Alasan Menantu Bakar Rumah Mertua di PALI, Sakit Hati ke Suami yang Bakar Rumah dan Ambil Hartanya
Yandi Triansyah July 09, 2026 02:27 PM

SRIPOKU.COM, PALI — Satuan Reserse Kriminal (Satreskrim) Polres Penukal Abab Lematang Ilir (PALI) mengungkap motif di balik aksi nekat seorang wanita bernama Ayu Lestari (30) yang membakar rumah mantan mertuanya di Desa Tambak, Kecamatan Penukal Utara, Kabupaten PALI, Sumatera Selatan. 

Pelaku mengaku nekat melakukan aksi tersebut karena dipicu rasa sakit hati yang mendalam terhadap mantan suaminya.

Kapolres PALI, AKBP Yunar Sirait, melalui Kasat Reskrim Iptu Dobi Hariyandri, mengonfirmasi bahwa aksi pembakaran tersebut dilatarbelakangan oleh konflik rumah tangga masa lalu. 

Pelaku merasa sakit hati karena pernah dianiaya oleh mantan suaminya, Febri, yang juga dituduh telah mengambil sejumlah barang milik anak mereka.

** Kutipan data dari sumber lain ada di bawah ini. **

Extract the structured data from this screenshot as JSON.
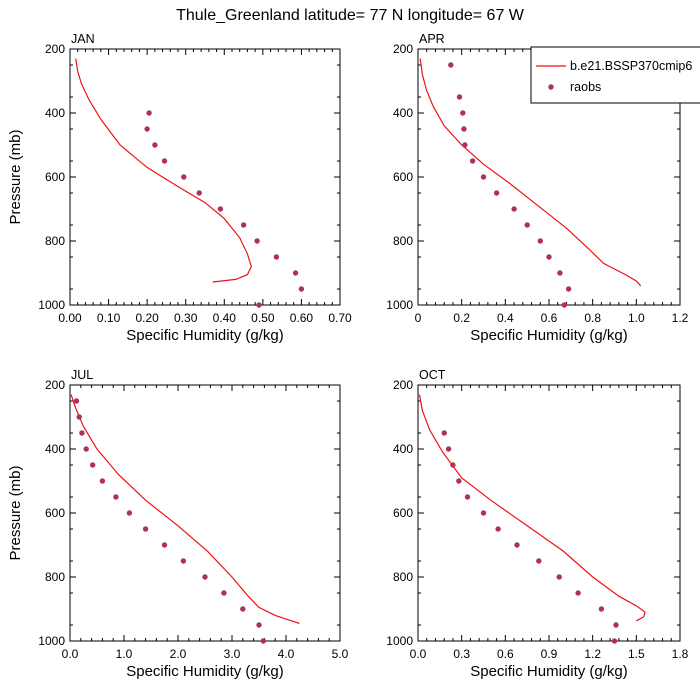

"Motif pelaku membakar rumah karena sakit hati. Pelaku nekat membakar rumah yang dalam keadaan kosong dengan cara menyiramkan bensin ke bagian dalam kamar tidur dan area bangunan lainnya," ujar Iptu Dobi saat memberikan keterangan, Kamis (9/7/2026).

Akibat siraman bensin tersebut, kobaran api dengan cepat merambat dan menghanguskan seluruh bangunan rumah beserta perabotan di dalamnya.

Berdasarkan informasi yang dihimpun di lapangan, selain bangunan dan perabotan, terdapat uang tunai sebesar Rp30 juta yang ikut lumat terbakar. 

Uang tersebut merupakan sisa hasil penjualan lahan milik korban yang disimpan di bawah kasur kamar tidur.

Atas tindakan nekatnya, Ayu Lestari kini harus berhadapan dengan hukum. 

Pihak kepolisian menyatakan pelaku terancam hukuman berat akibat perbuatannya.

"Pelaku pembakaran rumah bakal terancam hukuman hingga 9 tahun penjara," jelas Iptu Dobi. 

Pelaku Sering Jadi Korban KDRT

Di sisi lain, pihak keluarga pelaku memberikan pembelaan terkait aksi nekat tersebut. 
Mira, adik kandung Ayu, membeberkan bahwa sebelum bercerai, kakaknya sering kali menjadi korban Kekerasan Dalam Rumah Tangga (KDRT) oleh Febri. 

Bahkan, menurutnya, Febri sudah dua kali membakar rumah dan perabotan milik Ayu.

"Sebelum berpisah, Febri sering kali melakukan KDRT. Rumah dan seisi perabotan milik Ayu bahkan sudah dua kali dibakar oleh Febri," ungkap Mira.

Ia mengklaim bahwa Ayu sudah pernah melaporkan tindakan kekerasan dan pembakaran yang dilakukan Febri ke pihak kepolisian, namun laporan tersebut tidak kunjung ditindaklanjuti hingga akhirnya akumulasi kekesalan membuat Ayu nekat melakukan aksi balas dendam.